O reencontro com os antigos tutores aconteceu nesta semana, após as imagens da peça teatral viralizarem nas redes sociais. A família Cezimbra, moradora de São Leopoldo, reconheceu o animal ao ver o vídeo da apresentação no Largo do Museu.

O sumiço na enchente

A trajetória de Pulguéria é marcada pela sobrevivência. Durante as inundações de 2024, a família precisou abandonar sua residência às pressas. Na tentativa de proteger a cadela, os tutores a deixaram em um local elevado com suprimentos, mas a força das águas superou as previsões e o animal acabou se perdendo em meio ao caos.

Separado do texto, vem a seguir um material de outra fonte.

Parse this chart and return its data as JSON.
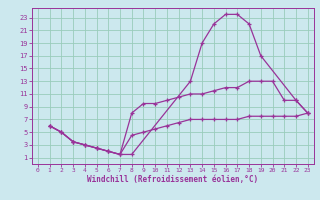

Desde então, segundo os Cezimbra, a busca era incessante. A família percorreu abrigos em diversas cidades vizinhas, como Novo Hamburgo e em Sapiranga, mas sem sucesso. A ausência do animal impactou severamente a saúde de Laerte Cezimbra, de 73 anos, que desenvolveu um quadro de depressão após o desaparecimento de sua companheira.

Ao verem as cenas na internet, os donos originais não tiveram dúvidas. O reencontro foi marcado por muita emoção: assim que viu Laerte e os demais familiares, a cadela reagiu com festa, confirmando que a memória do antigo lar permanecia intacta mesmo após quase dois anos de separação.

Agora, Pulguéria já está de volta a São Leopoldo. Para a família, a "invasão" da cadela no palco da Paixão de Cristo foi mais do que um gesto de proteção animal; foi o sinal que faltava para que ela pudesse, finalmente, voltar para casa.